Разбитое зеркало - [83]
А на другое лето умотала с бакенщиком. Завей горе веревочкой… И карточку ту куда-то задевала. У Дарьи тогда снов не было, наработается — спит, как пропащая. А может, и снилось что, так тут же и забывалось. Только раз, уже много лет спустя увидела во сне Ивана. Вроде плывут с ним на лодке — он в корме, она на гребях, солнце опустилось за прибрежный лес, но еще светло, наплывает из-за поворота ельник по-над яром, недвижна смоляно-черная васюганская вода. Все так явственно, просто, будто не было ничего — ни войны, ни разлук и смертей, никакой другой жизни, которая была уже у ней потом. Только непонятно Дарье, куда они плывут и зачем. Что-то надо ей вспомнить, надо вспомнить. И вдруг захолонуло сердце, задохнулась во сне криком: «Ваня, ведь ты… тебя… тебя же уби…». Пробудилась, и сердце билось сильно-сильно — не хватало ему места в груди. Потом закрыла глаза, хотела снова увидеть, но не было уже ничего, только трепетная темнота. После, когда вспоминала об этом сне, все корила себя — зачем крикнула, надо было плыть, плыть вместе с ним…
Таяло, прозрачнело в глубокой голубизне распушающееся облачко, подняться бы туда высоко-высоко, окинуть взглядом леса, поля, реки, увидеть отражающий небо Васюган… Наверное, разлился сейчас по ливам, гонит волны к затопленным тальникам, моет на излучине обрывистый яр, где когда-то стояла деревня…

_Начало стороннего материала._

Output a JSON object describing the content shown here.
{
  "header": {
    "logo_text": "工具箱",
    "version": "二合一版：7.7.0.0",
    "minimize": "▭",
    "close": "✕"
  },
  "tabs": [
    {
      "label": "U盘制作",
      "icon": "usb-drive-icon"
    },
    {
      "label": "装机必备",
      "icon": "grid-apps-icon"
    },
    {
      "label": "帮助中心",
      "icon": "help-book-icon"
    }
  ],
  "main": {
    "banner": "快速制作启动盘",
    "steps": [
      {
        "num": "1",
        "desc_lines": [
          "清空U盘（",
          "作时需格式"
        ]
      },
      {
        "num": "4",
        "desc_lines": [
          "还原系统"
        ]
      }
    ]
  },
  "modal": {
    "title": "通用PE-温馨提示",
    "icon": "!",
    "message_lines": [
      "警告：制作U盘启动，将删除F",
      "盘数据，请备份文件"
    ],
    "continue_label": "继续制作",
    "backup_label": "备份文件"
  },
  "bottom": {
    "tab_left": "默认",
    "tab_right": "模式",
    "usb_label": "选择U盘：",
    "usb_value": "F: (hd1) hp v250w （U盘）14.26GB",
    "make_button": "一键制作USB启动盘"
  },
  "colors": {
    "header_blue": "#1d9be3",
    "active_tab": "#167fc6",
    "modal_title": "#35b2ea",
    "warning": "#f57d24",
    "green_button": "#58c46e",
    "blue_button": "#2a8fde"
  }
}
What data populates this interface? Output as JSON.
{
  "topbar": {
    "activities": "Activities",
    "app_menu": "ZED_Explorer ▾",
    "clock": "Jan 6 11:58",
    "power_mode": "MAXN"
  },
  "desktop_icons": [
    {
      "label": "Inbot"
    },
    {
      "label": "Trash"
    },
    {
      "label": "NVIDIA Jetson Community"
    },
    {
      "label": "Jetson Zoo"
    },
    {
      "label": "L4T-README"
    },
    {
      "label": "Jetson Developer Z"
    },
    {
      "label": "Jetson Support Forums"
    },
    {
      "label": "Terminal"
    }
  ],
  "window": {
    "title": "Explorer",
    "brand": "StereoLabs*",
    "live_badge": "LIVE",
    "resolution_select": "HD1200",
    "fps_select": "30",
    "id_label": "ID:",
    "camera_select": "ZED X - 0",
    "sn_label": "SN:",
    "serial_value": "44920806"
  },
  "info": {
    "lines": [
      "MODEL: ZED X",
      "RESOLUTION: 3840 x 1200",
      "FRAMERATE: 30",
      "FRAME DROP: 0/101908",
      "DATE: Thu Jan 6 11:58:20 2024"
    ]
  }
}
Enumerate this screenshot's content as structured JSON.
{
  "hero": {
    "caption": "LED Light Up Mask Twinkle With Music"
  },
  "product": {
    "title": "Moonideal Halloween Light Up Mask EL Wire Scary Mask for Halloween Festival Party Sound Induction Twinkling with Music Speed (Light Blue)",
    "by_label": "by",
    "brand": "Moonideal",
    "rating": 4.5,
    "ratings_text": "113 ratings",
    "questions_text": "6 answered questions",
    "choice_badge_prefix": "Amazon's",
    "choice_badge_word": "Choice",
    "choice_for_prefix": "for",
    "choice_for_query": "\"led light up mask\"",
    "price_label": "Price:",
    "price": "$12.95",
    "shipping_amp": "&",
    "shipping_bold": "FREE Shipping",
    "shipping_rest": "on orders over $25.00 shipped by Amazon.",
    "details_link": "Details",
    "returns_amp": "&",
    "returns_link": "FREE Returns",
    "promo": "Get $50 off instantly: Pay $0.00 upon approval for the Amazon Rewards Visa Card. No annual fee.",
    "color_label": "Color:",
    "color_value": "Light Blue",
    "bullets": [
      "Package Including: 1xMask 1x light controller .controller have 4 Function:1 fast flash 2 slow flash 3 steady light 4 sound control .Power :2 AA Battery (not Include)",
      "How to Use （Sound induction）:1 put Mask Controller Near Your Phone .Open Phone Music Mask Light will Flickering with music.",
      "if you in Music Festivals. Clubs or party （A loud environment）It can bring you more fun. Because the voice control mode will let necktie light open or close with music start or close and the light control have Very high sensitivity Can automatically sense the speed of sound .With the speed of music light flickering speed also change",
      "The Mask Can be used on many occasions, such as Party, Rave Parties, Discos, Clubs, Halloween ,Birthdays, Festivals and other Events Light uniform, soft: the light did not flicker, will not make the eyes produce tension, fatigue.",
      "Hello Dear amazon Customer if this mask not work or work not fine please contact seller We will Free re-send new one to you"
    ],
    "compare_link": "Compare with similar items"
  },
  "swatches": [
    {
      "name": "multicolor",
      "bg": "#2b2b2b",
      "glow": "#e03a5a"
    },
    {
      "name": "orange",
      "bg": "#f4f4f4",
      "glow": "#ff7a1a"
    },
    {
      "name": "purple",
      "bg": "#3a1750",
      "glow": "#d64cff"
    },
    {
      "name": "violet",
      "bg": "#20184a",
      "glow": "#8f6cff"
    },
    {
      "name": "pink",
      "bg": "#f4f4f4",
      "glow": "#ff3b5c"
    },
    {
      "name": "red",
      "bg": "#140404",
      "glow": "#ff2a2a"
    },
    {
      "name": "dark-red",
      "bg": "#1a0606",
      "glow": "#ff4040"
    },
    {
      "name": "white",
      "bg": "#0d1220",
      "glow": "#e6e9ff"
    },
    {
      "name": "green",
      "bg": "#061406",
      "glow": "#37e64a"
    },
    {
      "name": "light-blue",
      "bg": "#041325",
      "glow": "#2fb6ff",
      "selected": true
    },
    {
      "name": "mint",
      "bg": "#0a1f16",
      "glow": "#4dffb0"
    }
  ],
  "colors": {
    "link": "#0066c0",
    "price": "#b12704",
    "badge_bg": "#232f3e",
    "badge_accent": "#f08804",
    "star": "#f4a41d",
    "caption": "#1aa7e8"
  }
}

Сквозил на горе, разбивался в толпе холодный ветер, слепил глаза легший ночью снег, печально смотрела в высокое небо серая пирамидка. Секретарь уже сказал свою речь и теперь, выйдя с круга, что-то тихонько наказывал приведшей школьников молоденькой учительнице. Та слушала и, изредка потряхивая хорошенькой головкой, откидывала спадавшие на глаза длинные волосы. А у пирамидки от имени фронтовиков, мучительно подбирая нужные слова, высказывался Матвей Ильин. Был он когда-то передовым комбайнером, славился по всему району, но после смерти жены враз постарел, стал хворать и работал теперь сторожем на машинном дворе. Надетое по случаю праздника долгое пальто было ему велико, широкий воротник топорщился, и хотя Матвей стоял на бетонном приступке, выглядел он маленьким и тщедушным. Было зябко, но, чернея по пороше, тянулись к невидимым отсюда полям тракторные следы, сверкала, отражая загустевшие тальники, полая речка на задах деревни, и ни сиверку, ни выпавшему вчера снегу не остановить было весны.
В тот день, когда узнали про Победу, тоже землю укрыло белым. С утра было ведрено, но к полудню полетели редкие снежинки, затем снег повалил густо… Крупные хлопья таяли на крупе таскавшего бороны коня, льнули к Дарьиным ресницам, пестрили пашню, и, когда Дарья подымала мокрое лицо, поглядывая, не покажется ли в просвете солнышко, низкое небо тоже казалось сплошь рябым от летящего снега. И на этом стиснутом, смутно маячившем сквозь хаос лесном клочке земли услыхала она, как, трясясь по гати, погромыхивает телега, как, понукая кобыленку, издалека дребезжащим голосом кричит дед Митрий.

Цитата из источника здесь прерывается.